Clima incandescente al Consiglio comunale di ieri. A confondere le consuetudini dell’aula è una comunicazione del segretario generale della presidenza, Paolo Italia. Di cui non tutti i consiglieri sono a conoscenza. Italia avrebbe richiesto, tra le altre cose, maggiore puntualità ai consiglieri nelle riunioni delle commissioni permanenti che, pare, da adesso si possano aprire solo con il raggiungimento del numero legale minimo. Una decisione, quest’ultima, che farebbe pensare a una misura precauzionale tardiva contro la polemica sulle commissioni sollevata qualche mese fa dal MoVimento 5 stelle catanese di piazza della Guardia. «Se queste sono le nuove indicazioni per le commissioni, non vedo perché non si debba accertare la presenza del numero legale anche in Consiglio», interviene Manlio Messina. La mossa semina il panico nei banchi della giunta, dove la presidente Francesca Raciti si affanna a capire cosa può fare. Uno sforzo al quale, però, non segue un riconoscimento di successo.
«Il regolamento dice che il numero legale si verifica quando si votano i verbali delle sedute precedenti. E mi pare che li votiamo sempre», dichiara Raciti. Che sembra prendere tempo per dare la possibilità agli ultimi ritardatari di varcare la soglia dell’aula consiliare di Palazzo degli elefanti. Una mossa degna di un esponente della maggioranza dinanzi a un colpo basso dell’opposizione che rianima il capogruppo di Articolo 4, Nuccio Lombardo. Anche lui, politico navigato qual è, capisce che in quel momento anche un solo consigliere in più in aula, può fare la differenza. E interviene: «Chiedo la verifica del numero legale per appello nominale». Un’attività che necessità di almeno dieci minuti abbondanti.
I presenti della prima parte della seduta sono 18: Sebastiano Anastasi, Sebastiano Arcidiacono, Giuseppe Catalano, Lombardo, Erika Marco, Giuseppe Musumeci, Francesco Petrina, Raciti, Ersilia Saverino, Carmelo Sgroi, Carmelo Sofia, Massimo Tempio, Francesco Trichini, Agatino Tringale, Beatrice Viscuso, Lanfranco Zappalà, Manlio Messina e Niccolò Notarbartolo. A fare l’appello è la presidente Raciti, che decreta la mancanza del numero minimo dei presenti e sospende la seduta per un’ora.

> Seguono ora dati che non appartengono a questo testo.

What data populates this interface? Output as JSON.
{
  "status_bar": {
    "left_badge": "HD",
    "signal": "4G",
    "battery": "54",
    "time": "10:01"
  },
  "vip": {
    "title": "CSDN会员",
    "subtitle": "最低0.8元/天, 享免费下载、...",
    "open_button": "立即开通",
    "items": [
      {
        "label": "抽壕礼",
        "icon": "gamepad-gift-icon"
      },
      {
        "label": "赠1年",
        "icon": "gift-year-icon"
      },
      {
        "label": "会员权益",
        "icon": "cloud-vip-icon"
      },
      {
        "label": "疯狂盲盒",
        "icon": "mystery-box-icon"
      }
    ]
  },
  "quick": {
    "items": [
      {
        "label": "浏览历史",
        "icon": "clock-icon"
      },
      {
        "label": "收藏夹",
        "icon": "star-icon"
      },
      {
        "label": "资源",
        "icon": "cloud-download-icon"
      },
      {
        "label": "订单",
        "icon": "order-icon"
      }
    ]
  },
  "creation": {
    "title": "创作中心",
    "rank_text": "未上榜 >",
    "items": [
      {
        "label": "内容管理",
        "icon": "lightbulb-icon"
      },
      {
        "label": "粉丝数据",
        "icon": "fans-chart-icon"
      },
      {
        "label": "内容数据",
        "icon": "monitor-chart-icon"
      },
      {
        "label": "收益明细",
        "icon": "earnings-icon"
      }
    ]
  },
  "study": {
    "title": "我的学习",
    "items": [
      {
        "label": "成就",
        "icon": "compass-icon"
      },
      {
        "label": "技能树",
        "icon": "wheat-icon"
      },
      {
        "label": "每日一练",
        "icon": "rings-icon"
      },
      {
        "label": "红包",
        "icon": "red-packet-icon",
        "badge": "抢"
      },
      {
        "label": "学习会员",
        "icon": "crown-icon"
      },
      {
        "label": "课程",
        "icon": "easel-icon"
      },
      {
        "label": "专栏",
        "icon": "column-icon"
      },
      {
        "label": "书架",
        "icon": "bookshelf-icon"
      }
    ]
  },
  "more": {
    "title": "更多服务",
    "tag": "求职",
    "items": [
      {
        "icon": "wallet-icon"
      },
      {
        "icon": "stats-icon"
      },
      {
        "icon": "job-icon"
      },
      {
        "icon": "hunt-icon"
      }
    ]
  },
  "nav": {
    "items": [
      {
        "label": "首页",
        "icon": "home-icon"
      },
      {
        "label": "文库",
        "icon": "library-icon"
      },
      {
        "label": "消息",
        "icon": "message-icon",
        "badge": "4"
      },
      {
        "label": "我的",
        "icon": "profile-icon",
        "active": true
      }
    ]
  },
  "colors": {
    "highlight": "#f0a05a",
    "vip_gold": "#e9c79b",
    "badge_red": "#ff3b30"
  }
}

Alla ripresa dei lavori, a interessarsi dell’accaduto sono Arcidiacono e Notarbartolo, che entrano nel merito della vicenda. «La seduta diventa valida non appena raggiunto il numero legale accertato mediante appello nominale del segretario generale», legge l’articolo 13 dello Statuto Notarbartolo. «Forse avremmo dovuto aspettare prima di sospendere, così che la seduta diventasse legale?», continua il consigliere del Pd. Che paventa il rischio che la riunione non sia valida, insieme alla decisione di sospenderla e riconvocarla un’ora dopo. «La sospensione è stata nel rispetto delle regole», afferma il vicepresidente Arcidiacono. La presidente Raciti nel frattempo è ancora perplessa.
Alla ripresa dei lavori, tra chi è andato via e non è più tornato e chi, invece, ha pensato di prendere la presenza – al netto di chi è rimasto per tutte le due ore e mezza – ci sono 25 consiglieri. Fuori Anastasi, Catalano, Manlio Messina, Musumeci, Petrina, Sofia, Tringale, Viscuso e Zappalà, entrano in aula: Andrea Barresi, Daniele Bottino, Giuseppe Castiglione, Mario Crocitti, Giovanni D’Avola, Rosario Gelsomino, Agatino Lanzafame, Antonino Manara, Giovanni Marletta, Maria Mastrandrea, Alessandro Messina, Alessandro Porto, Elena Ragusa, Salvo Spadaro, Elisabetta Vanin e Antonino Vullo. Giusto il tempo di quattro comunicazioni e un ordine del giorno che, alla votazione dei verbali delle sedute precedenti, i presenti scendono a 20. Un numero insufficiente all’approvazione dell’atto. «Mi pare che i verbali li votiamo sempre», aveva detto un’utopica Raciti due ore e mezza ora prima.